The damage reports from Fraser on Rodney finally reached him. There were over 200 casualties, yet the fires had finally been put out. Neither ship could make more than twelve knots, and Nelson’s C turret was out of commission. But beyond that they were both still sea worthy, and their remaining guns were in good order. It would take them some time to come up behind this enemy ship again, but eventually they could throw in with his own fleet and he could squeeze this Geronimo between his fingertips like a bug.

Or could he… Memories of that awful mushroom of seawater and the capsized hull of the American battleship Mississippi glistening in the angry sea like a dead whale still haunted him, and told him that this bug might not be so easily squashed, and might as yet have some considerable bite.

Damn it then, Jack, he anguished. What’s it to be? Did you sail here with the whole of Home Fleet to bandy about like this? The man wanted an island, he said. He just wanted to be left in peace and find his way home. And where was that?

He thought of Nemo coming at last to that Mysterious Island to die an old man, his vengeful sorties against navies of the world now ended. He would not accept internment at a neutral port…Then he thought of Napoleon again and had his answer. Yes! St. Helena! Suppose he offered this man safe passage and escort to St. Helena, a place far enough away from the curious eyes of anyone, to be sure. Yet his ships were already low on fuel and St. Helena was another thousand sea miles to the south. Yet he could transfer fuel to Norfolk and Sheffield, topping them off. That accomplished those two ships would have both the range to serve as escorts, and the speed to serve as a shadow if this ship attempted to slip away.

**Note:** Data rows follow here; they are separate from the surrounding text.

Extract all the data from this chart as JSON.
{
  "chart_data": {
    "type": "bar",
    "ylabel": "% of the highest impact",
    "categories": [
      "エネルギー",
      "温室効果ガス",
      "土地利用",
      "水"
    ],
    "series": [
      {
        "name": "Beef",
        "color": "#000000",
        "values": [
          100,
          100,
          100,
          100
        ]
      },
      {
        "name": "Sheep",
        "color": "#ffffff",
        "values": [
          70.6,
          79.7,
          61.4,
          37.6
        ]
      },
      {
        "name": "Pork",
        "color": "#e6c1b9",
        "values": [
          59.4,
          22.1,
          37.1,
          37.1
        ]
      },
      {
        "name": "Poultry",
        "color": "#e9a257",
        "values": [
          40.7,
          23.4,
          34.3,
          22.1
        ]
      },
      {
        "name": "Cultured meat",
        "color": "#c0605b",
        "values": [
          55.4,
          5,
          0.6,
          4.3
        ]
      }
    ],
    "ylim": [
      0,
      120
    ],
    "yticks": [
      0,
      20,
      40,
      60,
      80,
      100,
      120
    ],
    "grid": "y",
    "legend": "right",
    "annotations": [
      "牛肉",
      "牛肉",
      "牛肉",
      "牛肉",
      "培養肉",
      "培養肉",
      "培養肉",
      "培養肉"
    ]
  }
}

That thought was a foil opposing his hope in this alternative. If he needed every battleship the Royal Navy could spare here just to have an even chance with this demon, then Norfolk and Sheffield would be no match. They could not prevent this ship from sailing off if it wished. Then he realized it all came down to that one thing this Admiral had argued—trust. He had looked in this man’s eyes and the mysterious and impenetrable riddle had become a human being, just another ordinary man and not a wizard from heaven or a monster from hell. His ship and its weapons might be monstrous, but so were the guns on King George V. Men build these monsters, and it is men who decide whether or not they will be used.

He folded his arms, staring at his battle plots in the chart room, seeing the action unfold in his mind’s eye, wondering which ships would be stricken by those deadly sea rockets, or if the ocean would again be seared and boiled away by another of those terrible atomic weapons. He could probably sink this ship, but a very great many men would die tomorrow if he tried.

He decided.

EPILOGUE

“Ship ahead!” A watch stander called from the weather bridge, pointing off his starboard bow. Captain Clark stood on the flag bridge of the cruiser Sheffield, field glasses at his eyes as he peered at the distant ship.

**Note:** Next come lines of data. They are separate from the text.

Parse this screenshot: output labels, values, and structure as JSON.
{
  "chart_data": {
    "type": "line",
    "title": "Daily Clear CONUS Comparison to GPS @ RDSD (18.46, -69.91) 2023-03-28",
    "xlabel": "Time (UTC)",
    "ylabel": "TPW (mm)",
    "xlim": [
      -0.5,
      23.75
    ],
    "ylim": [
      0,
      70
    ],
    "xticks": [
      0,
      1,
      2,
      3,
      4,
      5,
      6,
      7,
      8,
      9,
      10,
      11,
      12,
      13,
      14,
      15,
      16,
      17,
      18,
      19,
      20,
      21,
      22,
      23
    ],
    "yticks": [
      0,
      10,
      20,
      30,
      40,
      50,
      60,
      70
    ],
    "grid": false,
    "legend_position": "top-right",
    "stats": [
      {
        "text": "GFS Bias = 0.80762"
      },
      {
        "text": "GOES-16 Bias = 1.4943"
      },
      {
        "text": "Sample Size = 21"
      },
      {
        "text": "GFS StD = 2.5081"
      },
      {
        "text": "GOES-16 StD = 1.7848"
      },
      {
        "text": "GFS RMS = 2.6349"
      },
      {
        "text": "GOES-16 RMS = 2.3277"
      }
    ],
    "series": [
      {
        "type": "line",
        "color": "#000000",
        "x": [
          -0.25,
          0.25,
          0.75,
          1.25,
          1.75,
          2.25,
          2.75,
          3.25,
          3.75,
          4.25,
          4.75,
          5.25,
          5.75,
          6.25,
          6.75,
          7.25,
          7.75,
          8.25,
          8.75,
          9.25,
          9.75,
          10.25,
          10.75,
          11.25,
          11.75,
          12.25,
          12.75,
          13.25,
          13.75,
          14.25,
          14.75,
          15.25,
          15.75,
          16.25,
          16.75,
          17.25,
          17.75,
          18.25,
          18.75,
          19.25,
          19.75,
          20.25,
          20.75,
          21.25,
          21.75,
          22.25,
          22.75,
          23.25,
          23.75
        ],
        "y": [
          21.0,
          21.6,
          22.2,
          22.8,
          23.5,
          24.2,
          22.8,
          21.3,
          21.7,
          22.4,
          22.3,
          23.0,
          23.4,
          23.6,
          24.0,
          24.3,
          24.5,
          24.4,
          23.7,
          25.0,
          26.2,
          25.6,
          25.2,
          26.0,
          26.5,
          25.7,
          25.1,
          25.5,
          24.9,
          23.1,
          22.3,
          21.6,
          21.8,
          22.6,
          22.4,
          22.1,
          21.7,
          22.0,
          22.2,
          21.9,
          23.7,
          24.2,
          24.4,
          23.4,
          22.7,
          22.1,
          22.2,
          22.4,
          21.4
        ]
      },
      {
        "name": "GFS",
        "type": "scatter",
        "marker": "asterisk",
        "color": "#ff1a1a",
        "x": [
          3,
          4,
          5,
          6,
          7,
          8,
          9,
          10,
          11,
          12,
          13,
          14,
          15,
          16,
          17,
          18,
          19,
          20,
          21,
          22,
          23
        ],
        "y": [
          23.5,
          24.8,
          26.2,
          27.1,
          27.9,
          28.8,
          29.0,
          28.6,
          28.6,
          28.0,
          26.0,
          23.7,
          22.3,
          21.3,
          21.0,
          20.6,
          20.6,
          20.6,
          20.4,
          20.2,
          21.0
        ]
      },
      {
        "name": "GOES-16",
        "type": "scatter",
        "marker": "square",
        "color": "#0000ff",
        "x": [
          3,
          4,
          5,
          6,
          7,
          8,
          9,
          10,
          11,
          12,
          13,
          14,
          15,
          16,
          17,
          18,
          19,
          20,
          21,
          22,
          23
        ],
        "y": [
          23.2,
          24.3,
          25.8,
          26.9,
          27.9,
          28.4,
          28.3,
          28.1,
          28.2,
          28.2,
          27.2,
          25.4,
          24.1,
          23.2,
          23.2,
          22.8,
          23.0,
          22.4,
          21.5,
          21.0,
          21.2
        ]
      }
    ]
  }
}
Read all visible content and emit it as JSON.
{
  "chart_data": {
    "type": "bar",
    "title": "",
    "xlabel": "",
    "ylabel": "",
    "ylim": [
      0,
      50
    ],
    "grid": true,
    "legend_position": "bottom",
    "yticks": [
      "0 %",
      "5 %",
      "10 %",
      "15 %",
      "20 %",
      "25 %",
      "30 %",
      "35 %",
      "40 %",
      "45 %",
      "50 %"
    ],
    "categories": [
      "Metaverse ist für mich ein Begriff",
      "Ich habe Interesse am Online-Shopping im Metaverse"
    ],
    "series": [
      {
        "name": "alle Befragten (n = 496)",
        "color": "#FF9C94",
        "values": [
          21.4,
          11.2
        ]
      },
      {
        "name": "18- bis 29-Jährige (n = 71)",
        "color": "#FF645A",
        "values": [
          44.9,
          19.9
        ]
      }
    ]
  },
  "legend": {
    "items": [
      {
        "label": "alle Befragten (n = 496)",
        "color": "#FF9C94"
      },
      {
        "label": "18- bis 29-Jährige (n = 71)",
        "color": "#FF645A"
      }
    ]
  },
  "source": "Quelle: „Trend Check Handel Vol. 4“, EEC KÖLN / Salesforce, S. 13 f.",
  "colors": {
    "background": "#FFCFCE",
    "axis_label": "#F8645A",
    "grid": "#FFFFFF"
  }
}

The word was flashed quickly by lantern and signal flag to their companion, the heavy cruiser Norfolk, steaming a few hundred meters in their wake. From there it was passed again to the distant gray silhouettes of the big battleships farther out to sea. It was here… It was coming through the straits even now. Clark could see it—the white bow wave kicked up by the long, sharp prow, the dark mass behind it, her superstructure climbing up and up, bristling with strange antennae and pale metal domes. The sight of it gave him a chill, for every line and cut of her jib spoke of power, massive and threatening power. He had heard all the rumors about this ship; that it bloodied the noses of both Nelson and Rodney combined!

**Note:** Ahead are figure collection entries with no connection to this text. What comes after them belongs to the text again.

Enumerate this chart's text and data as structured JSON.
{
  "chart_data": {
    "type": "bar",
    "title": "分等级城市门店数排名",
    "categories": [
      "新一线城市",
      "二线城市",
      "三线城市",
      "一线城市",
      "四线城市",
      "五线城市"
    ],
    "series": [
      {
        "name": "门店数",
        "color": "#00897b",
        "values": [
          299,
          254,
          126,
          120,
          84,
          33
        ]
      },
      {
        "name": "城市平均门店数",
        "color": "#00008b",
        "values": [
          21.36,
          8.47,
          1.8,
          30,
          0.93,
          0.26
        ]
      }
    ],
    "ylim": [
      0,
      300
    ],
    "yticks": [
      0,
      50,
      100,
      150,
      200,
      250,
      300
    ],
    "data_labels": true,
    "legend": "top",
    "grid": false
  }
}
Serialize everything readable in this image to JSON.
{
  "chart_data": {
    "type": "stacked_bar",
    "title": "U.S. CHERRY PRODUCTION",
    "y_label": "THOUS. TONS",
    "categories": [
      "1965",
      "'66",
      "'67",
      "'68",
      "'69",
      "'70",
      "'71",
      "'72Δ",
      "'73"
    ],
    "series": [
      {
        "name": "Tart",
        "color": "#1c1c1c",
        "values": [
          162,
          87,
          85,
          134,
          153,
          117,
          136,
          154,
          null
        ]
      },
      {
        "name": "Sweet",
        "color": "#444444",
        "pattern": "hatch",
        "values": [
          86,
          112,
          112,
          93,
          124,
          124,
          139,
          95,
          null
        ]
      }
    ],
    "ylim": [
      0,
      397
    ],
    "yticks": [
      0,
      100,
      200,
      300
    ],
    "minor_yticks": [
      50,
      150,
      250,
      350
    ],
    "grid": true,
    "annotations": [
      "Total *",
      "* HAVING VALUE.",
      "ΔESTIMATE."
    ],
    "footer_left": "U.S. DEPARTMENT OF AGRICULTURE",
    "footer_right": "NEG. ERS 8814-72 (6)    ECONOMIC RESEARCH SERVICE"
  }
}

“Hal-o Mate,” he said aloud to the distant ship. “What are we to do with these six inch popguns if Nelson’s sixteen incher’s weren’t enough?”

He passed the word on to the Signals Lieutenant where he would let Captain Wilson on Norfolk worry about it with his eight inch guns. He was just told to get out in front of the fleet with Shiny Sheff and keep a sharp eye out for this ship at all times, and that is what he would do.